The Dragon frowned. “Where are we going? The Tower is just over there.”

“Not to the Tower,” Kaylin replied. “We’re just passing by it so you can pick up Maggaron if you want to see him.”

Bellusdeo confirmed at least one suspicion that Kaylin held: Maggaron came bounding out of the Tower almost before the doors had fully opened. Kaylin sincerely hoped his very heavy feet weren’t actually trodding on the carrots that had been planted in places where most rich people planted grass; Morse would spit him, even given the difference in their height and weight, because Maggaron would fight
cleanly.
Morse fought to win, always.

Bellusdeo laughed at the expression on his face as he approached, and even given what the moons’ light did to the color of his face, Kaylin could tell that he was blushing. “What Kaylin said was deplorably, absolutely true: she lives in a single room. I don’t think you could walk through the door without bending.”

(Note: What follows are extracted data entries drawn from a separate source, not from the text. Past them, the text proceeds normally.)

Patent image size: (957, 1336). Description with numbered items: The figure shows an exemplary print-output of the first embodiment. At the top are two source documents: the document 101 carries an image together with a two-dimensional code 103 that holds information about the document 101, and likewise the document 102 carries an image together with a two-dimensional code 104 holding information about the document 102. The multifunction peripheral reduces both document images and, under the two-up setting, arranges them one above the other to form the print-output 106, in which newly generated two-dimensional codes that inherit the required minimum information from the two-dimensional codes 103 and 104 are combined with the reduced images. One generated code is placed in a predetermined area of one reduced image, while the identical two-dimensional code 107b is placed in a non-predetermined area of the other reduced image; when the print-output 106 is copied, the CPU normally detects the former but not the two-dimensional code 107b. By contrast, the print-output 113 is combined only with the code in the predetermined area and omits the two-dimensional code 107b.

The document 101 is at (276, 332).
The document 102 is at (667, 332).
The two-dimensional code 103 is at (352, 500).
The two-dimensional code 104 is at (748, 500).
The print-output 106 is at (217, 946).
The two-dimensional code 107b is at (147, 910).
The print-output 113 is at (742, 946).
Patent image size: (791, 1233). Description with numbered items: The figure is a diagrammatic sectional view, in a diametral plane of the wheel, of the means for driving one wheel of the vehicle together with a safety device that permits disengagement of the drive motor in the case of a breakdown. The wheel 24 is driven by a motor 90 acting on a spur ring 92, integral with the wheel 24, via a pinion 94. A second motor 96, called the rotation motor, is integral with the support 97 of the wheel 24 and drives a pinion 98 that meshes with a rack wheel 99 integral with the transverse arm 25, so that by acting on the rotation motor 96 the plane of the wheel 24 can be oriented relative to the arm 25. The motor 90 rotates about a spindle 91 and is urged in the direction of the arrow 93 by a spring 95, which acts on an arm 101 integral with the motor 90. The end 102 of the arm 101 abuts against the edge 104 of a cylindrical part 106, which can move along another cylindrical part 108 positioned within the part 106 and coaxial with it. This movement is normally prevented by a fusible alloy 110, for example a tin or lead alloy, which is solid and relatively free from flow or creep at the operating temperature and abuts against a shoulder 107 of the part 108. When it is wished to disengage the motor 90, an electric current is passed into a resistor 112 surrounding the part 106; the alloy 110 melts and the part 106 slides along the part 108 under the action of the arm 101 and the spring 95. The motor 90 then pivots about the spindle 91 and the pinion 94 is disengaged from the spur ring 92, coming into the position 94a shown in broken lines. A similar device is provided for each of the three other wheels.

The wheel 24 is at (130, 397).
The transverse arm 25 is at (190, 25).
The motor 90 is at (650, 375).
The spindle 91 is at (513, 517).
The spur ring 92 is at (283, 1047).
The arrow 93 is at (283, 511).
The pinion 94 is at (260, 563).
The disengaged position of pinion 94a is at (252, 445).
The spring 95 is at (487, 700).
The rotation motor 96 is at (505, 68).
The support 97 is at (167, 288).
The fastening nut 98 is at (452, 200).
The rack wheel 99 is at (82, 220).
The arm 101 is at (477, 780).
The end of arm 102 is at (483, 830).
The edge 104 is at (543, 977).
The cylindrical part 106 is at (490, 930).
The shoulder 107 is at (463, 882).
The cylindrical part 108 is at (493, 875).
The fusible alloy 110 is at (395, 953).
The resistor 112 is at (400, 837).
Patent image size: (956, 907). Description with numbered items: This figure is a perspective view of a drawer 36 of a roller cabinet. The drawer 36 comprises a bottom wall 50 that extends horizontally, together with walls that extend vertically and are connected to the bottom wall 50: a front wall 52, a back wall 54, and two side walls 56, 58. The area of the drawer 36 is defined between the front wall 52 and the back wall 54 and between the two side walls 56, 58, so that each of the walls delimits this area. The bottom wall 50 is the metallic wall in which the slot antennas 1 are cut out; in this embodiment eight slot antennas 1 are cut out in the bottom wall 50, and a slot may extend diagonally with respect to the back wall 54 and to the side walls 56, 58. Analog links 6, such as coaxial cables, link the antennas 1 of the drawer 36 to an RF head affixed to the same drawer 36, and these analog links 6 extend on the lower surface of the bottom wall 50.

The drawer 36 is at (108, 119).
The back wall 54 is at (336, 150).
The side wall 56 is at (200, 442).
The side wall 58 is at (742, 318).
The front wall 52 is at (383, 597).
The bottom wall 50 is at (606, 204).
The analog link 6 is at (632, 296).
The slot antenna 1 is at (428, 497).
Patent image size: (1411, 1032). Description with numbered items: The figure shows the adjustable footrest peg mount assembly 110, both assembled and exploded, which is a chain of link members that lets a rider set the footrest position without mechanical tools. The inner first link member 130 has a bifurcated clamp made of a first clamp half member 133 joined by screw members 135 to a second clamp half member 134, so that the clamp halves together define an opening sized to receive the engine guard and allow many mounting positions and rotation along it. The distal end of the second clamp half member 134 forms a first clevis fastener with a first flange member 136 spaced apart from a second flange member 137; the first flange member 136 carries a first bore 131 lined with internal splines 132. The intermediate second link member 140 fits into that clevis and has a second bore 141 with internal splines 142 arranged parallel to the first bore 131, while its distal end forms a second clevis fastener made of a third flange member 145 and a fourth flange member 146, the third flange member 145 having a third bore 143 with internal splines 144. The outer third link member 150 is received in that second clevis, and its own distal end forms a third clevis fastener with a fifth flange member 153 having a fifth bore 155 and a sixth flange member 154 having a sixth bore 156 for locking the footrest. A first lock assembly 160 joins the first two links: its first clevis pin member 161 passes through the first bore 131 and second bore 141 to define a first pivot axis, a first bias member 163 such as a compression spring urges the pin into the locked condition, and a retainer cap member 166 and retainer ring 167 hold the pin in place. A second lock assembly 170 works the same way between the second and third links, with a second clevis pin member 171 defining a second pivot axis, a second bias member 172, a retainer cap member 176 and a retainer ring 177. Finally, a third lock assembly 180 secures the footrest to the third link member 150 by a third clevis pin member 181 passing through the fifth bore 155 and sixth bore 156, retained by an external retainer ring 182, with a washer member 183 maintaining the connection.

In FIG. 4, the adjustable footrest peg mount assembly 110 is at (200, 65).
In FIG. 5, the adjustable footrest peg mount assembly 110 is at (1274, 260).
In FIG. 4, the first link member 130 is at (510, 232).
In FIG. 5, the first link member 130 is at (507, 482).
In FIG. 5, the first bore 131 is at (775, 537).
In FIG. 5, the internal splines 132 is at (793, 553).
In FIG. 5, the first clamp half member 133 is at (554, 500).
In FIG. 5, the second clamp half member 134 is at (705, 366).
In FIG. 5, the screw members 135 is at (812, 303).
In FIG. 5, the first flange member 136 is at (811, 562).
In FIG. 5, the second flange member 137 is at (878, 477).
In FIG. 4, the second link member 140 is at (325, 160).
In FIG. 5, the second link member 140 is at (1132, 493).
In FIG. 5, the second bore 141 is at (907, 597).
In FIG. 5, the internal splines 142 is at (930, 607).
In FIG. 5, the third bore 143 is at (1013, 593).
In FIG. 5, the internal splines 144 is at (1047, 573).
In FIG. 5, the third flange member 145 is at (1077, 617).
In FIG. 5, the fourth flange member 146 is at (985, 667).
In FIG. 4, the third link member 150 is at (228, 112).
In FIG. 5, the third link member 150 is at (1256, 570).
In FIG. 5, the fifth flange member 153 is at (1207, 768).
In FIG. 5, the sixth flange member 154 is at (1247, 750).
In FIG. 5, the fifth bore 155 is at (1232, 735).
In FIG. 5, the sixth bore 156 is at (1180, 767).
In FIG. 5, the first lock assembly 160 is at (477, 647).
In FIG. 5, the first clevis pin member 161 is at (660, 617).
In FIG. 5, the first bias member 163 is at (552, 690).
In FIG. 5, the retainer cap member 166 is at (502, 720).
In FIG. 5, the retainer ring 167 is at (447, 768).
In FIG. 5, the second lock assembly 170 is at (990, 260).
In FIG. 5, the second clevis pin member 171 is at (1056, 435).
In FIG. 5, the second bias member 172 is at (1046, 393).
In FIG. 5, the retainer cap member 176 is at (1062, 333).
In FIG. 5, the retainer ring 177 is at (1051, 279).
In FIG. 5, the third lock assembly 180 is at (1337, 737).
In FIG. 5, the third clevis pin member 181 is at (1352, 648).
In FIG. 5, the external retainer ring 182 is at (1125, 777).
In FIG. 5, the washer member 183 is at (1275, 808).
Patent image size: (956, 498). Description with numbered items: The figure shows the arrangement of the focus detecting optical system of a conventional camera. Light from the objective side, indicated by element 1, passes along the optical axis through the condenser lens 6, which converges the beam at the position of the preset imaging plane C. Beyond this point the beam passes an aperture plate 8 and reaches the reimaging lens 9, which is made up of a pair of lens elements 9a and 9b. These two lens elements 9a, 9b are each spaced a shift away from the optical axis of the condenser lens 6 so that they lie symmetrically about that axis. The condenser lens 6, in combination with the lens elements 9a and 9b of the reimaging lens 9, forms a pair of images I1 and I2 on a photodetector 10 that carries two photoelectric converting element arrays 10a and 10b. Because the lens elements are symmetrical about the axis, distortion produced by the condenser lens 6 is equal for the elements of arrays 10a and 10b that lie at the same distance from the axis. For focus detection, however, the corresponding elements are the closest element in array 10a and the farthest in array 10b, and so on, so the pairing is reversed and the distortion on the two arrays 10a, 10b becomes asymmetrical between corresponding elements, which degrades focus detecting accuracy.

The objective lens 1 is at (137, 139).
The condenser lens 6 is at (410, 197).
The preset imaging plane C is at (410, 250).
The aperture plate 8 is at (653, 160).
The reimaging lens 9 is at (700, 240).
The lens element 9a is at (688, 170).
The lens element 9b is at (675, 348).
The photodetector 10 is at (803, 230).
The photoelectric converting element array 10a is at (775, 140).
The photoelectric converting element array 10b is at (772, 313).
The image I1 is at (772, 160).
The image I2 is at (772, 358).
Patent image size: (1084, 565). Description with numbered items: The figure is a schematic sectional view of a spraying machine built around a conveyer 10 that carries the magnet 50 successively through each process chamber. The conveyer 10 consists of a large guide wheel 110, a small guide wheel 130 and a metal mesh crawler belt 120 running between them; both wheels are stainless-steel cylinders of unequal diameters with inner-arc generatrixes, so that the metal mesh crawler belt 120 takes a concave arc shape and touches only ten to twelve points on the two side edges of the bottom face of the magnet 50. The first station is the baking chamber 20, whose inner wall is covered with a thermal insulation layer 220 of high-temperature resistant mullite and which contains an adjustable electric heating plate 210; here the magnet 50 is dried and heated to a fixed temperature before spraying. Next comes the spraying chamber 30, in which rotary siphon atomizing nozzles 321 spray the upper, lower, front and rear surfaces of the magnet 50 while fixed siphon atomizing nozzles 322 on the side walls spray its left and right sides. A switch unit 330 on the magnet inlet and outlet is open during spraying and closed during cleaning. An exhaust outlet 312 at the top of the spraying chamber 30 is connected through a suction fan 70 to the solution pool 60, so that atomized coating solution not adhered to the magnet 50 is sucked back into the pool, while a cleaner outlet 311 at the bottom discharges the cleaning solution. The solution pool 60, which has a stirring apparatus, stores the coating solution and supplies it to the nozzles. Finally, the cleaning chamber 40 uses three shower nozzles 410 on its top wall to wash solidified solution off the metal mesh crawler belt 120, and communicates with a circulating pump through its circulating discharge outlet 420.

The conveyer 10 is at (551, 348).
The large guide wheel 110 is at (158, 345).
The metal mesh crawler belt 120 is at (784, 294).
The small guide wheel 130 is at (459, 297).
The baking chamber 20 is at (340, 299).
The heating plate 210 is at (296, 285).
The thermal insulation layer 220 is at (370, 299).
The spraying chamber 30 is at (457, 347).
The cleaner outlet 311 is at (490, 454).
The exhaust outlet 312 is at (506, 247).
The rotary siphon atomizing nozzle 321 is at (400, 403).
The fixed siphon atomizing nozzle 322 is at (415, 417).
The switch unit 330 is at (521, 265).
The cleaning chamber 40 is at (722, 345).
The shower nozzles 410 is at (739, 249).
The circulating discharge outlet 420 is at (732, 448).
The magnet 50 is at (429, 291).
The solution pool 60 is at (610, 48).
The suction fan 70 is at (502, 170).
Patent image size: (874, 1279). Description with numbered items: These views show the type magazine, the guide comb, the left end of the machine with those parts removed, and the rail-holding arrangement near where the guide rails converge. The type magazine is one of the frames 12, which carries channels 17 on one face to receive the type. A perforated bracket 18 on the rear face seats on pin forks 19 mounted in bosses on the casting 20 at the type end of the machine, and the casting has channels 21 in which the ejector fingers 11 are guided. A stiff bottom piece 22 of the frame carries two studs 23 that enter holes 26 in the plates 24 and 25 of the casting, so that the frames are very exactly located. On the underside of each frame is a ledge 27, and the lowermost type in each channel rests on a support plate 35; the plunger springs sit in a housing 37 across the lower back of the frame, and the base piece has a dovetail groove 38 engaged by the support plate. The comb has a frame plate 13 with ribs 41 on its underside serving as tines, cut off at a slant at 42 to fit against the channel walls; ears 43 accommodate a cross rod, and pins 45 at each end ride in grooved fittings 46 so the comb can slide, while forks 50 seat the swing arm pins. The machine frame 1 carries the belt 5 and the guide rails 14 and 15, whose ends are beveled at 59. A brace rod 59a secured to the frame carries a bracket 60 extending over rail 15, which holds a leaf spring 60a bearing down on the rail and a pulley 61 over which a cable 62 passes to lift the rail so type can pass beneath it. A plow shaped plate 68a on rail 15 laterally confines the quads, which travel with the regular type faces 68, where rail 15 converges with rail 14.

“Have you come to stay in the fief, Lady?”

“I think, for the moment, you must call me by name. And no, not yet.”

“The Dragons—”

“I have only met one more,” she replied.

Maggaron stilled.

“…And I have no desire to lose you in a pointless fight, so, please, do not even think it. How was your day?”

“It was long,” he replied, extending his hands. Bellusdeo could see much better in the dark than Kaylin could.

“They had you digging?”

“Yes, Lady.”

“Maggaron—”

“I will call you by your name in the presence of strangers. The Avatar felt that I was restless, and she asked me to aid her in her garden.”

“I…see.”

“I did not mind. There is much work to do in the lands Lord Tiamaris rules.” He hesitated and then said, “Could you not dwell here until you have made your decision?”

Kaylin frowned. “Maggaron—you learned to speak Barrani?”

“Pardon?”

“He is speaking the tongue of the People,” Bellusdeo told her.

“But—but I understand what he’s saying.”

“Do you hear it as Barrani?” Kaylin nodded.

“You held his name, Chosen. You touched what he was.”

“He doesn’t
have
a name anymore.”

“Perhaps not. Perhaps,” Bellusdeo said softly, “he is part of mine. I cannot tell; I feel him as part of me now. But it is not surprising that you understand him.”

“Where are you going, Lady?”

“I am not certain. At the moment, I am following the Chosen.”

Maggaron hesitated, and then said, “She is walking behind you.”

“Time-honored tradition,” Kaylin told him. “Following from in front.” She paused; in the distance she could hear the howl of Ferals. “This way,” she told her companions.

She led them down streets she knew well by daylight; night changed them, but not enough to make them foreign. She hadn’t often walked in Barren at night; she hadn’t walked in Nightshade at night much, either. Maggaron was unarmed, but Bellusdeo, by her very nature, was not; Kaylin wasn’t worried. The streets, however, were empty. If Tiamaris—with Morse—was on patrol, he patrolled at a distance; she could neither see nor hear him. She did watch, hoping to catch a glimpse of a Dragon on the wing.

She had to settle for a Dragon bound by gravity, instead.